Claude Seignolle

Promenades à travers les traditions populaires languedociennes,

des Cévennes à la mer

Maisonneuve et Larose, nouvelle édition, 2001

Dans une lettre, je me suis amusé à comparer Seignolle à une fusée à trois étages : le premier, son carburant, c'est le remarquable monceau de faits ethnographiques qu'il a ramassés de temps encore qui vivaient encore dans les souvenirs, mais en cours de disparition; le deuxième, le moteur, c'est sa personnalité exceptionnelle, faite d'ouverture au monde et aux personnes, liée à l'obsession de se construire une place particulière dans l'histoire; et le troisième, la partie noble, mais qui ne peut exister que par les étages précédents, est composé par sa production originale, ses nombreux contes et ses romans.

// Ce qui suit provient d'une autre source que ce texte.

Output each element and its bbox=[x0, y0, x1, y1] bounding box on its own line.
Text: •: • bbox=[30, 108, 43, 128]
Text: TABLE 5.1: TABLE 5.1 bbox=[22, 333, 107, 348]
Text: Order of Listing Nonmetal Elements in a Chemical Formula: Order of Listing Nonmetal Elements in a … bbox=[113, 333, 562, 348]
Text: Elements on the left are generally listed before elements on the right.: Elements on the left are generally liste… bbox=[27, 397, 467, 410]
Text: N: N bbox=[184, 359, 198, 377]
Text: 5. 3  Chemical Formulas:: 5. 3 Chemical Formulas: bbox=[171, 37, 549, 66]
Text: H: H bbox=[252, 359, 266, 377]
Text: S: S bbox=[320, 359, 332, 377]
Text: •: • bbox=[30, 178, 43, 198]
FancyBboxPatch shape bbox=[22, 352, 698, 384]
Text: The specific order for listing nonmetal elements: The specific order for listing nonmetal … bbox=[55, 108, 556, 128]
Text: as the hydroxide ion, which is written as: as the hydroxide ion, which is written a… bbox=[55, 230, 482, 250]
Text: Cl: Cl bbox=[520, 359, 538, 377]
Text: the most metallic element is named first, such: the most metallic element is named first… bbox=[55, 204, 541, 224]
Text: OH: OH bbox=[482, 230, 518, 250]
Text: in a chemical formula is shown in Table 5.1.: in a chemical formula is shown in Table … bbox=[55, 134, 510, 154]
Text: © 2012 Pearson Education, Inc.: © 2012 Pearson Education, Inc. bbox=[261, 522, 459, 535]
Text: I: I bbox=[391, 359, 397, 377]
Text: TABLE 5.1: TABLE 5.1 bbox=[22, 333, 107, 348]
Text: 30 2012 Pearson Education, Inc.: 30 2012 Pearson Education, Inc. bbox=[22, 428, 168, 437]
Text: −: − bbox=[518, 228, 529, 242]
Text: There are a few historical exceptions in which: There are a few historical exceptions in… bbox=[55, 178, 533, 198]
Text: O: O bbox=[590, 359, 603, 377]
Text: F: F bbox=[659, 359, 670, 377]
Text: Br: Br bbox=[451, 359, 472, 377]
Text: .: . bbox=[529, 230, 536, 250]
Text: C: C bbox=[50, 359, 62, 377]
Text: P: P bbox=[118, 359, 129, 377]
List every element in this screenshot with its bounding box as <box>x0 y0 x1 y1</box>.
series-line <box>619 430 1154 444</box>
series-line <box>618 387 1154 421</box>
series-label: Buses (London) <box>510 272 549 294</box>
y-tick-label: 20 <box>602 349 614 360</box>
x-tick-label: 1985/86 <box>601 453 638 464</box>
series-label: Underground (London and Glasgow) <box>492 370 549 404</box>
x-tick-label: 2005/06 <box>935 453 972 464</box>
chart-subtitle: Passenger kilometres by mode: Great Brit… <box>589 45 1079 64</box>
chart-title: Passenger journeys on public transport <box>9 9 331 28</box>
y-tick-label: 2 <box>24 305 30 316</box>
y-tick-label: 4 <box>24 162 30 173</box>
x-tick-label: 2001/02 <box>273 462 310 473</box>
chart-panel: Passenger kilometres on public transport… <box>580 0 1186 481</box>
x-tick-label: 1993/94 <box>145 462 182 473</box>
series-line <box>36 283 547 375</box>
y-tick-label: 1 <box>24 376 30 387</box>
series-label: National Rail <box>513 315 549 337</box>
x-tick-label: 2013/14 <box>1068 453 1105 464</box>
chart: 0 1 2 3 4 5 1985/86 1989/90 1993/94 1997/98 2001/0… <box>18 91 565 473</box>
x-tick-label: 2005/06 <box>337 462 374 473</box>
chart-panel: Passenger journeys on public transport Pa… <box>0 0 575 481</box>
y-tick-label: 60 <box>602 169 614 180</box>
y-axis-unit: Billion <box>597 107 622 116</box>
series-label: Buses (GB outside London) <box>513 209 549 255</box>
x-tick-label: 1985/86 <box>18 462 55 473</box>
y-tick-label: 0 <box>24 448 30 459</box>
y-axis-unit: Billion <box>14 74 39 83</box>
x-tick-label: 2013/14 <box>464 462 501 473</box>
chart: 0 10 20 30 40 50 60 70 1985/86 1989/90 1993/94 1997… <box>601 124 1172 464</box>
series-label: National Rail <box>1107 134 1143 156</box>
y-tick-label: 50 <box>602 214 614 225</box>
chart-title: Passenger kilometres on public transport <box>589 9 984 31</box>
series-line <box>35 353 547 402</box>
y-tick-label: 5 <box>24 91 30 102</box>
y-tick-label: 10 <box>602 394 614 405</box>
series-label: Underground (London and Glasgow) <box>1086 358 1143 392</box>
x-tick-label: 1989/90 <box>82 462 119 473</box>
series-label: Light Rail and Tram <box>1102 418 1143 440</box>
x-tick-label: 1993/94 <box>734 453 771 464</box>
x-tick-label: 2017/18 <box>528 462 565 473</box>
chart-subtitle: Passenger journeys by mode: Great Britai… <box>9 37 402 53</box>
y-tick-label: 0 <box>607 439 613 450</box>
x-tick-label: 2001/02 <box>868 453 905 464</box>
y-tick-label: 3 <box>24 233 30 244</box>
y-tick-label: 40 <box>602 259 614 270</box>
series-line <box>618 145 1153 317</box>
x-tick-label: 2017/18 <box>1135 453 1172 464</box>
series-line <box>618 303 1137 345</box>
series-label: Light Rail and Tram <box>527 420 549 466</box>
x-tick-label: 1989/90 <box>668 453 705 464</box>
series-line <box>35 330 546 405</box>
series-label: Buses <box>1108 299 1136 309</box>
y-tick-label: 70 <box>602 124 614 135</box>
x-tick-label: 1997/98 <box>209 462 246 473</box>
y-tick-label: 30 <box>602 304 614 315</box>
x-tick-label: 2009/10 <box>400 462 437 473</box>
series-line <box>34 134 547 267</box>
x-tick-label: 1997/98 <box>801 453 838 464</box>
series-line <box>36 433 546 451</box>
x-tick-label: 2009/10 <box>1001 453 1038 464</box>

Chaque étage correspond à la production d'une partie de son oeuvre : les écrits ethnologiques concernant le terroir, ceux qui se rapportent à sa vie privée, et ce qui entre dans le cadre de la littérature générale à coloration fantastique.

Récemment, Seignolle a entrepris de rééditer les livres de son jeune temps, qu'il avait négligés. Il a rebaptisé sa première enquête,
Le folklore du Hurepoix, écrite en 1937 avec son frère Jacques : Traditions et superstitions aux portes de Paris, quand il l'a rééditée en septembre 2000 chez l'éditeur. Hesse. Voici maintenant, sous un titre légèrement différent, la nouvelle édition de Le folklore du Languedoc (Gard, Hérault, Lozère) documents rassemblés de 1945 à 1959, édité par Maisonneuve de 1960. Seignolle raconte à tout vent que la naissance de ce livre est due à Modestine, l'ânesse de Stevenson, dont il voulait suivre en vélo l'itinéraire parcouru dans les Cévennes au siècle précédent (RL Stevenson, Voyage avec un âne à travers les Cévennes, 1879). Seignolle pensait avoir des chances de recueillir des témoignages de gens qui auraient pu avoir connu Stevenson. Beau projet, mais qui ne fut pas réalisé : l'itinéraire ne fut pas suivi et l'enquête a duré plus de dix ans, nécessitant de multiples contacts et une importante correspondance.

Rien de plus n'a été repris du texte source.